Helvering v. HammelAnnotate this Case
311 U.S. 504 (1941)
U.S. Supreme Court
Helvering v. Hammel, 311 U.S. 504 (1941)
Helvering v. Hammel
Argued December 11, 1940
Decided January 6, 1941
311 U.S. 504
1. A loss sustained by an individual taxpayer upon the foreclosure sale of an interest in real estate which he had acquired for profit held, in computing taxable income under the Revenue Act of 1934, deductible only to the limited extent allowed by §§ 23(j) and 117(d) for losses from "sales" or exchanges of capital assets, and not in full under § 23(e)(2). Pp. 311 U. S. 505, 311 U. S. 510.
2. The language, the purpose, and the legislative history of the provisions of the Revenue Act of 1934 relating to capital gains and losses support the view that no distinction was intended between losses from forced sales and losses from voluntary sales of capital assets. P. 311 U. S. 510.
3. Courts are not free to reject the literal or usual meaning of the words of a statute when adoption of that meaning will not lead to absurd results nor thwart the obvious purpose of the statute. P. 311 U. S. 510.
4. In this case, the foreclosure sale, and not the decree of foreclosure, was the definitive event which established the loss within the meaning and for the purpose of the Revenue Act. P. 311 U. S. 512.

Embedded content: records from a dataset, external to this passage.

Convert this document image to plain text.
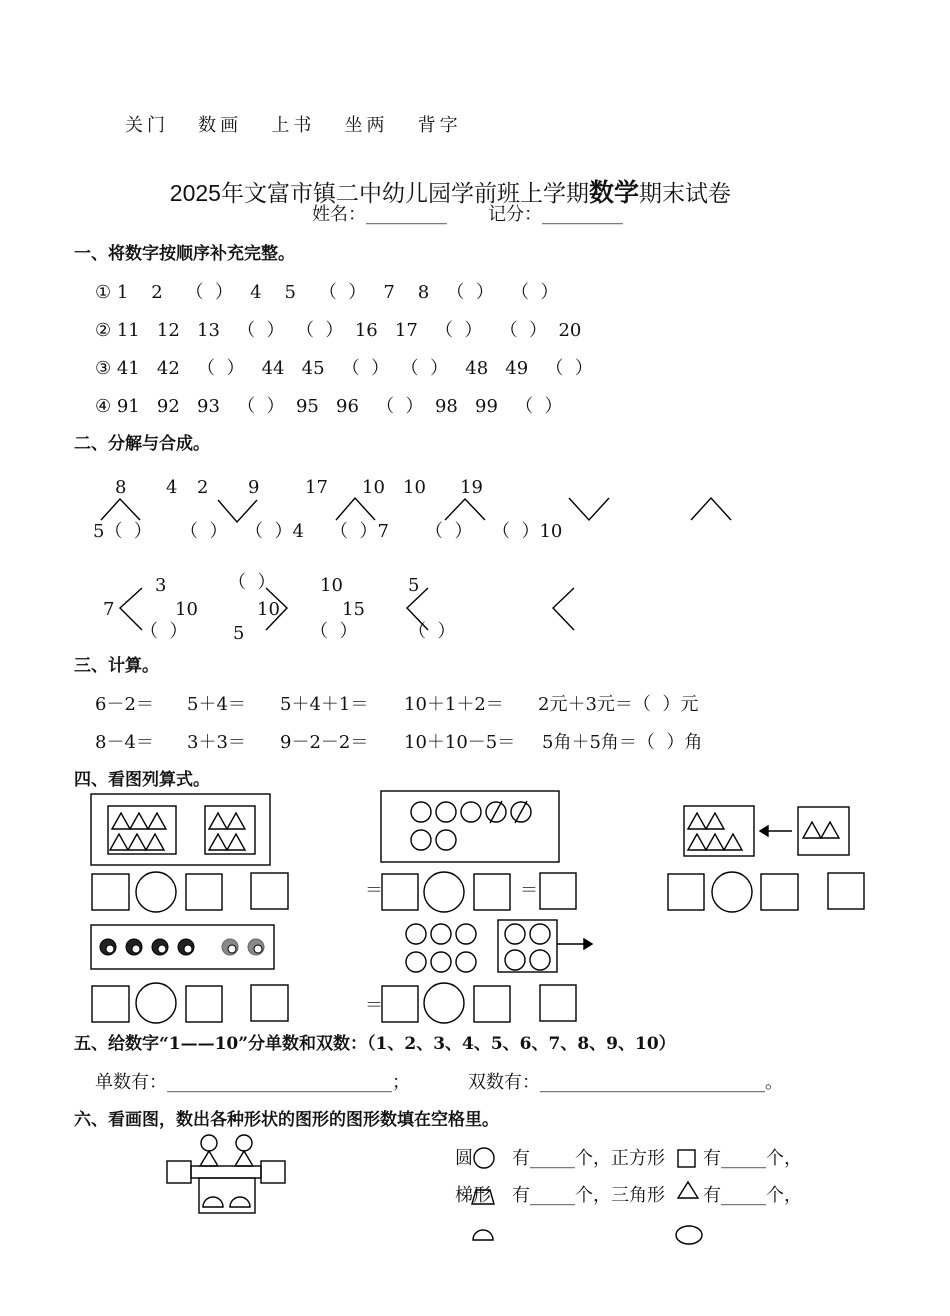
关门   数画   上书   坐两   背字

2025年文富市镇二中幼儿园学前班上学期数学期末试卷

姓名：_________ 记分：_________
一、将数字按顺序补充完整。
① 1    2    （  ）   4    5    （  ）   7    8   （  ）   （  ）
② 11   12   13   （  ）  （  ）  16   17   （  ）   （  ）  20
③ 41   42   （  ）   44   45   （  ）  （  ）   48   49   （  ）
④ 91   92   93   （  ）  95   96   （  ）  98   99   （  ）
二、分解与合成。
8 4 2 9	17 10 10 19
5（  ） （  ） （  ）4 （  ）7 （  ） （  ）10
3	（  ） 10	5
7	10	10	15
（  ）	5	（  ）	（  ）
三、计算。
6－2＝ 5＋4＝ 5＋4＋1＝ 10＋1＋2＝ 2元＋3元＝（  ）元
8－4＝ 3＋3＝ 9－2－2＝ 10＋10－5＝ 5角＋5角＝（  ）角
四、看图列算式。
＝	＝
＝
五、给数字“1——10”分单数和双数：（1、2、3、4、5、6、7、8、9、10）
单数有：_________________________；	双数有：_________________________。
六、看画图，数出各种形状的图形的图形数填在空格里。
圆 有_____个，正方形 有_____个，
梯形 有_____个，三角形 有_____个，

5. The view that the loss in this case may not be treated as a loss from a sale because, by the state law, the vendor in a land contract may declare a forfeiture upon default cannot be sustained, since it does not appear from the record that the contract in this case contained a forfeiture clause, nor that there was in fact a forfeiture apart from the foreclosure sale. P. 311 U. S. 512.
108 F.2d 753 reversed.
Certiorari, 310 U.S. 619, to review the affirmance of a decision of the Board of Tax Appeals redetermining a deficiency in income tax.